Back to Labelle
By Barry Walters
The three members of Labelle -- Nona Hendryx, Sarah Dash, and Patti LaBelle herself -- grew up together with the gay community. Arriving in the early '60s with a classic girl-group sound that transitioned into an R&B/rock hybrid, these tough-voiced, spectacularly dressed divas felt the support of gay audiences even before they hit the big time in the mid-'70s with their enduring bilingual anthem of soul sexiness, 'Lady Marmalade.' A breakup soon followed and each member followed a divergent path to solo success; Hendryx even came out as bisexual.
Yet Labelle fans of every persuasion have never stopped hoping for a reunion. After several false starts, the trio finally joined forces to record its first album in 32 years, Back to Now. On the eve of their appearance at the Out 100 bash, we spoke with Miss Patti to get her dependably outspoken thoughts on the new disc's true-to-form grooves, gay marriage, the church, and our future president.
Out: How are you doing, Patti?
Patti LaBelle: My voice is not good but I'm good. I'm about to sing Gloria Estefan's song 'Coming Out of the Dark' and I feel like I'm in the dark, honey. This voice got messed up last night.
Are you justifiably proud of your new album?
Oh, I love it. It's been 30 years apart but it seems as though we never left each other. And we really didn't, because we stayed in touch every year for 30 years, and did shows and different things together. When we recorded, it seemed like it was not so long that we sang together, so the music feels as fresh as I would hope it would.
When the three of you went your separate ways in the '70s, there was never an official breakup. All three of you simply put out solo stuff. Had there been a falling out?
No no, and I didn't quit the group, so don't get it twisted. Not you, but I just want you to write that because people think I left the group. We left each other at the same time.
What have you set out to accomplish with this reunion?
First of all, a great album. And great shows whenever we perform. And that the public sees us as not washed-up and has-been. [Laughs]
Oh yeah, honey.
Because you've been apart for all these years, the expectations that come with a Labelle reunion are bound to be high. How do you remain true to who you are today?
You just do honest work. You do work you really believe is going to touch the hearts of people. It has to touch yours, and the sound has to be great. You're giving them who you are. We're 64 years young now and we're still doing what we do. And I must say myself, we're doing it quite well. That's why I wanna save this voice so when I sing on Friday, I'll have the voice of a fierce woman.
Labelle has overlapping but distinct audiences -- R&B fans, top 40 listeners, and gay people. How did those different fan bases shape the music you chose for this album?
The different people who follow Labelle did not shape this product. Like 'Miss Otis Regrets,' we did it 30, 40 years ago, and that's the version you're hearing now. Nona, being such a great writer, she wrote 'System' and 'Candlelight' a long time ago. And the others just fell into place, like with Wyclef, the songs that [Philly soul legends] Kenny Gamble and Leon Huff did, and the ones Lenny Kravitz produced. We didn't say, 'We're gonna do this for a gay crowd, this for the R&B crowd, this for the pop crowd.' We just did music hoping it would touch everybody.

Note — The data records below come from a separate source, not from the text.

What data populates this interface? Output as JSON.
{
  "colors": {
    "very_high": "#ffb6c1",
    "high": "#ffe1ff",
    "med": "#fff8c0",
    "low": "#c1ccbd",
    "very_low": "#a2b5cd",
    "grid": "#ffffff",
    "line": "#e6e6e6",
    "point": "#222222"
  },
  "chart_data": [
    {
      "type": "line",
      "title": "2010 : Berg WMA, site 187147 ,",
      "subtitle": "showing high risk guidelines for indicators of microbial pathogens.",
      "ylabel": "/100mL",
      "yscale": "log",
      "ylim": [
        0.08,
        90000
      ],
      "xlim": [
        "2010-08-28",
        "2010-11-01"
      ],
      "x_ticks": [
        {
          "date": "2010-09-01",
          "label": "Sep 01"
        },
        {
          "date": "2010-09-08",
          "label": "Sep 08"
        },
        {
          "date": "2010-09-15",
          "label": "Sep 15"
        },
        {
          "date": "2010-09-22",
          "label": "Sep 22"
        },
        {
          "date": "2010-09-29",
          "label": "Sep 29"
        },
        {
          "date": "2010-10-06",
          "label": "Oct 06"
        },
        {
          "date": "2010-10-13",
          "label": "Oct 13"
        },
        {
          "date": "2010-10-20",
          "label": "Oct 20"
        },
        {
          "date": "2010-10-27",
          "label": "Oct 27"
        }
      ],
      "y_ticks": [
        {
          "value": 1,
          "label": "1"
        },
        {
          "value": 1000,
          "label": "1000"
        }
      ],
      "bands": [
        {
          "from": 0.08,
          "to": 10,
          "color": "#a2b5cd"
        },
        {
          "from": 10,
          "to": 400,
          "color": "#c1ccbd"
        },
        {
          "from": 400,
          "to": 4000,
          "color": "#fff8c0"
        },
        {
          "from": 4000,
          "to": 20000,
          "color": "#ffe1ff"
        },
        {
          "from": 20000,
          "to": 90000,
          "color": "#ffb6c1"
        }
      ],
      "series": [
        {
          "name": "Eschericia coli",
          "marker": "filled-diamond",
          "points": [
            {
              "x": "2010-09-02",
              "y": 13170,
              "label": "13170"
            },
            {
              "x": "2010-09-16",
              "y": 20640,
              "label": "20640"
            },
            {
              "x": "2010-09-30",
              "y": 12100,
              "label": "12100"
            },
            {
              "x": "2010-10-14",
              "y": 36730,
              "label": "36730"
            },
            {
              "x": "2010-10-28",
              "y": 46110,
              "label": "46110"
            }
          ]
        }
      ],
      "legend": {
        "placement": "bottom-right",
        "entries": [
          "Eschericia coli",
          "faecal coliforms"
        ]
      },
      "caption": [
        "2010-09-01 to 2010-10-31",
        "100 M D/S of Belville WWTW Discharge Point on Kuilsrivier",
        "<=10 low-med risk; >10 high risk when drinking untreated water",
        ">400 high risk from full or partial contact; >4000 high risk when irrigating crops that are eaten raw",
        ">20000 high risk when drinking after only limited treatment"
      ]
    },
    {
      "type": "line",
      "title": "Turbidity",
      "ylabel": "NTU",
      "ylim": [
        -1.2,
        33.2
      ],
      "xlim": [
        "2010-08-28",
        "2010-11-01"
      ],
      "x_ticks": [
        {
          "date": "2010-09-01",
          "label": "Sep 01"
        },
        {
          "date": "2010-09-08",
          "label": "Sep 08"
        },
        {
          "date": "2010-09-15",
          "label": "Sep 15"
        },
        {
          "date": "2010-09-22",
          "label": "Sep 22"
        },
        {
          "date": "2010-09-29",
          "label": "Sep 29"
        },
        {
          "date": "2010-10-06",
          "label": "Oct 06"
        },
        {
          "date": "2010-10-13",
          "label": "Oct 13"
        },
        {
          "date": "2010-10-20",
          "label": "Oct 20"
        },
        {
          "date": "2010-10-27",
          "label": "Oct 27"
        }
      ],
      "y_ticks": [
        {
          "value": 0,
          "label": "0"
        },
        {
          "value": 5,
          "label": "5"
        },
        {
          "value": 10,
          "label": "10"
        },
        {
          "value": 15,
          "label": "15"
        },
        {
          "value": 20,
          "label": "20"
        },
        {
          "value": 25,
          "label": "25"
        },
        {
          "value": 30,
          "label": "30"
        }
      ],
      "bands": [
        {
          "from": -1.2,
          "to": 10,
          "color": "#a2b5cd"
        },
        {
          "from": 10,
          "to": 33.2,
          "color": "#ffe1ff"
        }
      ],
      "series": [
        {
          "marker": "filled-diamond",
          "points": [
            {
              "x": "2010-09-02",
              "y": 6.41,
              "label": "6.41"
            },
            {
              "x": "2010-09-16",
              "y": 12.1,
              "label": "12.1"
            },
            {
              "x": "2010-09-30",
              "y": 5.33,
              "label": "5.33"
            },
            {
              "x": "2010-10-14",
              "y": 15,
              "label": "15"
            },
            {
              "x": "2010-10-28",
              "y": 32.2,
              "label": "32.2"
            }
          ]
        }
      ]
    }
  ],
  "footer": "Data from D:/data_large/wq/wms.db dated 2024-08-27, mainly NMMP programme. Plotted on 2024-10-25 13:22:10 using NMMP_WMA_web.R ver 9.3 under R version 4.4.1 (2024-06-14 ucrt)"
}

For decades R&B radio had a tradition of playing musicians of different generations, but for the last few years it's been almost exclusively dominated by young people who've grown up with hip-hop. How did you take that into account?
We didn't think about those obstacles. Music these days is basically hip-hop. 'Rollout' [the first single] was played on a few hip-hop stations. We surely weren't trying to be hip-hop. [Laughs] Or anything that music is today. We were doing the music that we think people need to hear. And people need to start listening to songs that make sense. Not that hip-hop doesn't make sense. We just don't wanna get on anybody's train. We stayed on the Labelle train and are hoping that people will catch on -- or jump on.